Menurut Harmain, dalam struktur pemerintahan daerah, kewenangan pembinaan dan pengawasan kepala desa berada pada Pemerintah Kabupaten Halmahera Selatan. Karena itu, ia menilai publik wajar mempertanyakan sikap Bupati Halmahera Selatan, Bassam Kasuba, terkait polemik yang berkembang.

“Kami tidak mendahului proses hukum dan tidak dalam kapasitas menilai ada atau tidaknya pelanggaran. Namun evaluasi kinerja adalah ranah administratif kepala daerah. Jika belum ada langkah yang diumumkan, wajar publik bertanya,” ujar Harmain Harmain saat ditemui media ini (04/03)

Cegah Persepsi Perlindungan

Harmain menegaskan, yang didorong GPM adalah transparansi dan ketegasan dalam pembinaan aparatur desa.

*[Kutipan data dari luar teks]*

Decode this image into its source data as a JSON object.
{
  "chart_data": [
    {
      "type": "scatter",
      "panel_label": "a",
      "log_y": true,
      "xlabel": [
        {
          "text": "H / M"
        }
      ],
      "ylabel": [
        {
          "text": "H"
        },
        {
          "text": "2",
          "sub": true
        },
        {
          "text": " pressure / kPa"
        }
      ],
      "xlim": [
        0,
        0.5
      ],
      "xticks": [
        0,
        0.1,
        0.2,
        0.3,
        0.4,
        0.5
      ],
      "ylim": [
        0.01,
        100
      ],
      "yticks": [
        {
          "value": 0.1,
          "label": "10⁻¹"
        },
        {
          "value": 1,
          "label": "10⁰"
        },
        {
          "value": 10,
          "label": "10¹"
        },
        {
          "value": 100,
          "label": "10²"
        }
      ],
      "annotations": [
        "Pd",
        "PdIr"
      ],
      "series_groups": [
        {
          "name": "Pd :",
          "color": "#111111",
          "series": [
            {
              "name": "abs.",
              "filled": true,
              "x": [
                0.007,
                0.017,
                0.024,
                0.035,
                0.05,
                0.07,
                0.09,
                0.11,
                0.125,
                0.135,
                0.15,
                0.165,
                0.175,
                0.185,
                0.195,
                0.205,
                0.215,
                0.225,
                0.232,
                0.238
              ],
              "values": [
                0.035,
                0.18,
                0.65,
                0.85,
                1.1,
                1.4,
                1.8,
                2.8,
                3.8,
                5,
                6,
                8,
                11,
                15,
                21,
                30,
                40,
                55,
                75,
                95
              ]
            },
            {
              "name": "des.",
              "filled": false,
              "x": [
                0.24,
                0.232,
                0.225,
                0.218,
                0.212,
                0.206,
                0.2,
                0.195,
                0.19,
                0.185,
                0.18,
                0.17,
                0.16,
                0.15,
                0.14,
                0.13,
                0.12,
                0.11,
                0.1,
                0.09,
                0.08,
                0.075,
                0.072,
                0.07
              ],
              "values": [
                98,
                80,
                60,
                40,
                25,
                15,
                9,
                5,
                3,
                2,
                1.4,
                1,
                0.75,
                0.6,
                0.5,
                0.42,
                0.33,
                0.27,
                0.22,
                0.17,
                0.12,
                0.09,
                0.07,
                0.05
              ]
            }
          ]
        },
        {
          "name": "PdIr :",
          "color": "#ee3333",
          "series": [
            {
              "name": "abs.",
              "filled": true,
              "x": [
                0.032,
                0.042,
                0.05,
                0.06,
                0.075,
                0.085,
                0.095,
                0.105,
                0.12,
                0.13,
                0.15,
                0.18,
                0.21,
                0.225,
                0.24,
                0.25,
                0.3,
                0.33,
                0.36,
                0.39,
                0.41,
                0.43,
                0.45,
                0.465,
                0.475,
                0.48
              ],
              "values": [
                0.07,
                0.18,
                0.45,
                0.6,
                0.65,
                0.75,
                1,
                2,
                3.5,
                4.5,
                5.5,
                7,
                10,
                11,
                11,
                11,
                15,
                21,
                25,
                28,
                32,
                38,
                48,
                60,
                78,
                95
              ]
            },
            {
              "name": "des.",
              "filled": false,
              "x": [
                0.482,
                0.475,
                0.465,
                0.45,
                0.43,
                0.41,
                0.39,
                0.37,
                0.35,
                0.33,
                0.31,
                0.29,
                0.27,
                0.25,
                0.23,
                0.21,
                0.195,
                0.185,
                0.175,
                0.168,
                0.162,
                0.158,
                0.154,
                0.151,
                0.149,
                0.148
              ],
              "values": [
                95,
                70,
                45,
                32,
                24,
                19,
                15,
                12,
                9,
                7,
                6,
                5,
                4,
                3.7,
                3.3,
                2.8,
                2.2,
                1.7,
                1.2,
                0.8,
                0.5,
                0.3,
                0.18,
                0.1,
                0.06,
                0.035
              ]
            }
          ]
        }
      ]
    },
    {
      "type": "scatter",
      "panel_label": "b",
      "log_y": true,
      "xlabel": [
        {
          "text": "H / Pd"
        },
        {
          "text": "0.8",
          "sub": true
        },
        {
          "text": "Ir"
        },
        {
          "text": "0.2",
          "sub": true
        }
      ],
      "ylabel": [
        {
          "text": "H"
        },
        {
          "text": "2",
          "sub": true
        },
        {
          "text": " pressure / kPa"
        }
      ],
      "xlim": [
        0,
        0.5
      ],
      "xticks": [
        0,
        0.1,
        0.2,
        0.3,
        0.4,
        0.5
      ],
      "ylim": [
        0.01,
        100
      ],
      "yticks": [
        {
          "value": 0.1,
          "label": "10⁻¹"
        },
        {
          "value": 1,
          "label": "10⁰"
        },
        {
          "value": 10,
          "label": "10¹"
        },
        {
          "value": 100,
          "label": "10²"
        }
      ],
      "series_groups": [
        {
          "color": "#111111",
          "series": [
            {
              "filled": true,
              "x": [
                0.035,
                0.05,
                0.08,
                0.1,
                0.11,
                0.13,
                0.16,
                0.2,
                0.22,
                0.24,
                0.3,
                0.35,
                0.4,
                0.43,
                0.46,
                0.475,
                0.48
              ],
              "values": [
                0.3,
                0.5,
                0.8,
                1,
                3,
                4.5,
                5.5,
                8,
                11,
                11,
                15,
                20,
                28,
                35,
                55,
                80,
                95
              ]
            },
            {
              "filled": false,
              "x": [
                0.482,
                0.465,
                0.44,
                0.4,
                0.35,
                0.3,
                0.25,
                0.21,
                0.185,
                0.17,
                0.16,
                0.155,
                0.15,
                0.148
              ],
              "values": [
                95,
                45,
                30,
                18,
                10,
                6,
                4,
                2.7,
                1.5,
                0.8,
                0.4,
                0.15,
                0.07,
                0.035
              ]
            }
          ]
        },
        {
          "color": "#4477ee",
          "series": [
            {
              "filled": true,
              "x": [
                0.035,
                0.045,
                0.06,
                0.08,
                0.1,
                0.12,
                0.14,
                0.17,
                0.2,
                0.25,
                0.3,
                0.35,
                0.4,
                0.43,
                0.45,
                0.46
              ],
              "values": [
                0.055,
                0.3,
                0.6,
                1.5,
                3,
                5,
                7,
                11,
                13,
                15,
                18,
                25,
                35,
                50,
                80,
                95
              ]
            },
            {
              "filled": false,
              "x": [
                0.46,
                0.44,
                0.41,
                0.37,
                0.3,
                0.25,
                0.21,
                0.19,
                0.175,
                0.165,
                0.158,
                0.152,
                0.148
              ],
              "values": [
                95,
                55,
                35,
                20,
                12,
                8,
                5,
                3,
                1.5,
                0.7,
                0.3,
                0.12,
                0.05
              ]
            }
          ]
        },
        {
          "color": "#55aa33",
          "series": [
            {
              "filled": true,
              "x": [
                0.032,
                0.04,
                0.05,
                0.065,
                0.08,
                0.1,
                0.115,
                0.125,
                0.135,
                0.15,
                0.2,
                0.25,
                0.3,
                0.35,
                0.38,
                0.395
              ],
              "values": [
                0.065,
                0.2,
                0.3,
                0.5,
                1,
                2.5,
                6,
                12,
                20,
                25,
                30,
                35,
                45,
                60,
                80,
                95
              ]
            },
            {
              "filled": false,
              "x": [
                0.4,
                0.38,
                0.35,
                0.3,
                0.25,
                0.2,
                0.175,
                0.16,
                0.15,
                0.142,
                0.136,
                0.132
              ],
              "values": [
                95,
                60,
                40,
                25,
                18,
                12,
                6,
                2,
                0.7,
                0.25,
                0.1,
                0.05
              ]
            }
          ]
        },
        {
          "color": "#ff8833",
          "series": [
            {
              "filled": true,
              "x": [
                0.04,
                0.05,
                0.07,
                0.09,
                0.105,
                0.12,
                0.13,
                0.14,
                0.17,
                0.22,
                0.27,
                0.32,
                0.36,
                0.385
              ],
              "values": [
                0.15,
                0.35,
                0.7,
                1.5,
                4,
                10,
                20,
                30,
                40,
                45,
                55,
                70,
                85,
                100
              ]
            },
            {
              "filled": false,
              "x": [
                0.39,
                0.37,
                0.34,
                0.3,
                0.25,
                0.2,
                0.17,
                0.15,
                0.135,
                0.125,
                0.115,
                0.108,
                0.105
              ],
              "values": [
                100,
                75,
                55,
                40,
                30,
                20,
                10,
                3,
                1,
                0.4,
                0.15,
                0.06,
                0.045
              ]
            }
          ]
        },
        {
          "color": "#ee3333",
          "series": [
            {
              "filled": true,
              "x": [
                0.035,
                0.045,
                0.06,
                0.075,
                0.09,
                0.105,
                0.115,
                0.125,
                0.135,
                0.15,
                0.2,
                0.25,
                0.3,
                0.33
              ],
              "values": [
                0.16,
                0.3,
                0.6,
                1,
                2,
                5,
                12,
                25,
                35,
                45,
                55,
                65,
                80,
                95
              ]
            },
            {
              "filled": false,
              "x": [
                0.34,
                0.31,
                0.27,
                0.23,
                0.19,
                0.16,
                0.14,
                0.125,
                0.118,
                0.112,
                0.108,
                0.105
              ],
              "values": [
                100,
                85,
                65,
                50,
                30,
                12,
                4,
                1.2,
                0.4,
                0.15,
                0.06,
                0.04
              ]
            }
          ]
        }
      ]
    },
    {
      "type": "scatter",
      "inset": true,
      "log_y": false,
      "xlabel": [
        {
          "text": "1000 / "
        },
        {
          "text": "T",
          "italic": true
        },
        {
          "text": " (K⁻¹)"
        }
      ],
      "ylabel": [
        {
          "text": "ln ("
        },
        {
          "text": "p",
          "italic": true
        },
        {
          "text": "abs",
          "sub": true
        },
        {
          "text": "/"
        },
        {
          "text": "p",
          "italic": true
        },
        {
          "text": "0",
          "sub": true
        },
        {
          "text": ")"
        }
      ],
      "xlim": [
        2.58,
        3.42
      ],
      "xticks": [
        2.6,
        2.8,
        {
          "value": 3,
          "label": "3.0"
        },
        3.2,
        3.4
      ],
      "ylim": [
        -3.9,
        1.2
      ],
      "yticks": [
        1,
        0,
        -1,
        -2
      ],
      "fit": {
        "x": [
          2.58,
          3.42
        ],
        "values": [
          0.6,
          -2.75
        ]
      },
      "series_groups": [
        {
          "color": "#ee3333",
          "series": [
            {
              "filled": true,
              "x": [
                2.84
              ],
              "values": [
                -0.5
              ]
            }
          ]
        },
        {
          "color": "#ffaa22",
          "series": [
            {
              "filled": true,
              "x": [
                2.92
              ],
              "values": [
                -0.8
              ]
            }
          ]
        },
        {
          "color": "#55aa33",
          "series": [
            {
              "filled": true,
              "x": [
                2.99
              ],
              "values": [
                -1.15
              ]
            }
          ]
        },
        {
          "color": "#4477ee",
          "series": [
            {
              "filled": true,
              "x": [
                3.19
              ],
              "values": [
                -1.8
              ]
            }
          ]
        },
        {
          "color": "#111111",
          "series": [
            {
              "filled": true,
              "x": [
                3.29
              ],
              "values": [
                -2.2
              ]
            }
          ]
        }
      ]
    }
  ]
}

Menurutnya, ketika evaluasi tidak terlihat secara terbuka, dapat muncul persepsi di tengah masyarakat seolah ada perlindungan atau pembiaran.

“Untuk menghindari kesan negatif, pemerintah daerah perlu menyampaikan secara terbuka apakah sudah ada evaluasi, pembinaan, atau langkah administratif lain. Keterbukaan akan meredam spekulasi,” katanya.

Ia menambahkan, evaluasi kinerja tidak identik dengan vonis atau sanksi, melainkan bagian dari mekanisme tata kelola pemerintahan yang sehat dan profesional.

Kepemimpinan Daerah Diuji

GPM menilai respons kepala daerah dalam situasi seperti ini menjadi ujian kepemimpinan administratif. Kejelasan sikap, menurut Harmain, akan berdampak langsung pada kepercayaan publik terhadap pemerintah daerah.

“Kami hanya meminta agar mekanisme yang diatur undang-undang dijalankan secara objektif. Jangan sampai muncul kesan standar ganda dalam pembinaan aparatur desa,” tegasnya.

Hingga berita ini diterbitkan, TrustActual.com masih berupaya memperoleh tanggapan resmi dari Bassam Kasuba terkait dorongan evaluasi kinerja tersebut. Redaksi membuka ruang hak jawab bagi seluruh pihak yang disebut dalam pemberitaan ini.